By Catholic New World
Sunday, April 14, 2013

The Gold Coast will get two new buildings on the block of State Street between Chestnut and Pearson, thanks to Loyola University Chicago’s plan to build a new, 10-story home for the Quinlan School of Business.

The $67 million business school building will be built with the help of a $40 million gift from Michael R. Quinlan, Loyola alumnus, former CEO of McDonald’s and current chairman of Loyola’s board of directors. Additional funding is coming from the sale of a surface parking lot at State and Chestnut, which will be the site of a 35-story residential building, to be built by a private developer.

The existing business school facility will become a library for Loyola’s downtown campus.

The projects won approval from the Chicago City Council’s Zoning Committee on March 26 after dozens of community meetings. Input from neighbors led to several design changes, according to Loyola officials. The full City Council is expected to vote this month, with groundbreaking scheduled for fall.

It will likely get City Council approval, as it has the support of 2nd Ward Ald. Bob Fioretti, in whose ward the project falls.

The new business school is planned to open in late summer of 2015.

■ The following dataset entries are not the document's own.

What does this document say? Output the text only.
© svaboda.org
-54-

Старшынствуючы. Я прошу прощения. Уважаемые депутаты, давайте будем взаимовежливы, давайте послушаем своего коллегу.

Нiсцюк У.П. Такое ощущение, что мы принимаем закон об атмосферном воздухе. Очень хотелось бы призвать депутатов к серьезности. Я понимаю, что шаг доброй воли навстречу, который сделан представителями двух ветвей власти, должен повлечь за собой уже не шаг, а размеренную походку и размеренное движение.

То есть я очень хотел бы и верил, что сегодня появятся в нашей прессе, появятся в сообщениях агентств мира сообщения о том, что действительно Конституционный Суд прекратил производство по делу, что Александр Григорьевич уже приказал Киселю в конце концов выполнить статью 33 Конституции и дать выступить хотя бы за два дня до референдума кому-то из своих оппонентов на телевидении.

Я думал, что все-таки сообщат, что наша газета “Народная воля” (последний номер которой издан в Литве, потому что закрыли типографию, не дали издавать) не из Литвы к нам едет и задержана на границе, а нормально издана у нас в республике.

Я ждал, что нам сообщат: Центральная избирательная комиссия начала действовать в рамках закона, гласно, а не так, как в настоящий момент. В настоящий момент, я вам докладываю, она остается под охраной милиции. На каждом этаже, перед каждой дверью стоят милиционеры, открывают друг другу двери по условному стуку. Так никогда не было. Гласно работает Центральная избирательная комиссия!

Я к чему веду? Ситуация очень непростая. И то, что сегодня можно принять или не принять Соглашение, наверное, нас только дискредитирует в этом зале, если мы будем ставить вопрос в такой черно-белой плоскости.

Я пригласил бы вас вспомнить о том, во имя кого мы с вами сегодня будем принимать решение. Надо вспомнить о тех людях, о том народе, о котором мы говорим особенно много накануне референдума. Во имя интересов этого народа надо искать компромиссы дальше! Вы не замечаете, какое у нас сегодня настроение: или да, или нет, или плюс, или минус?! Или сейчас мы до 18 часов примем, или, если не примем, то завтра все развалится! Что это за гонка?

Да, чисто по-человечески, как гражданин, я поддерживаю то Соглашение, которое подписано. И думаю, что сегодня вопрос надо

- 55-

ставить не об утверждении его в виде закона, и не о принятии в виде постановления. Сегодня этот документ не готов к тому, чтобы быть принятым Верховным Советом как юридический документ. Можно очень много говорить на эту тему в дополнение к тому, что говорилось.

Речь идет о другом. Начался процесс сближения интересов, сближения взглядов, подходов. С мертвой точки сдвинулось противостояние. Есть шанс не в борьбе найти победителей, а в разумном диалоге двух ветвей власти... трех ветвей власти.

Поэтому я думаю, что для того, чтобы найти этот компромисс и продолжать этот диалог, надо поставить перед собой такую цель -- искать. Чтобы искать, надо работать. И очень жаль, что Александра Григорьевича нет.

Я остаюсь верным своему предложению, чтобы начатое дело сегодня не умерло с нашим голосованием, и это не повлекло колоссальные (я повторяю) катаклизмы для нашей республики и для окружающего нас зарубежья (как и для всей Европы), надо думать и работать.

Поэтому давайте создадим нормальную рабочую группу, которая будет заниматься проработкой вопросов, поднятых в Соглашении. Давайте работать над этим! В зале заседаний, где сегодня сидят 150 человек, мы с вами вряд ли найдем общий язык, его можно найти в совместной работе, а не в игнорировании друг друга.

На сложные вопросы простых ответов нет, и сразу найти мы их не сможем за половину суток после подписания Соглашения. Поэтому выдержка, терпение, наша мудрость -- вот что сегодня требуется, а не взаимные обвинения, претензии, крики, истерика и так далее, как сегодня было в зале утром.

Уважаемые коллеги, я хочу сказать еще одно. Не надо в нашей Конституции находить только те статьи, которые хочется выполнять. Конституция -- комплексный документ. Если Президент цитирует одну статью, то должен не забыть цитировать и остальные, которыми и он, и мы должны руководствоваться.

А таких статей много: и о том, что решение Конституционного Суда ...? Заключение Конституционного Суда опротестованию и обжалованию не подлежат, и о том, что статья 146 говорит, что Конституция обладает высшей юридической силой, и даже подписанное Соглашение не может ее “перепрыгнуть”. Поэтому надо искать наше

According to media reports, Loyola attorney Jack Lawler said a sidewalk arcade was added along State Street to “enhance the pedestrian experience,” and the exterior of the residential tower was changed from reflective glass to metal and glass. Campus security officers will be relocated to a nowshuttered liquor store to have more of a presence in the area.

In addition, loading and deliveries for the residential building will be done in an off-street area, so as not to increase traffic congestion. The building is designed to appeal to residents who use public transit, with only 162 parking spaces for 367 units.

Loyola vice president of capital planning Wayne Magdiarz said the university did its best to minimize the impact on an already congested area. The plan will not increase the number of Loyola students living or studying in the neighborhood; it will simply provide better facilities for the students the school already has.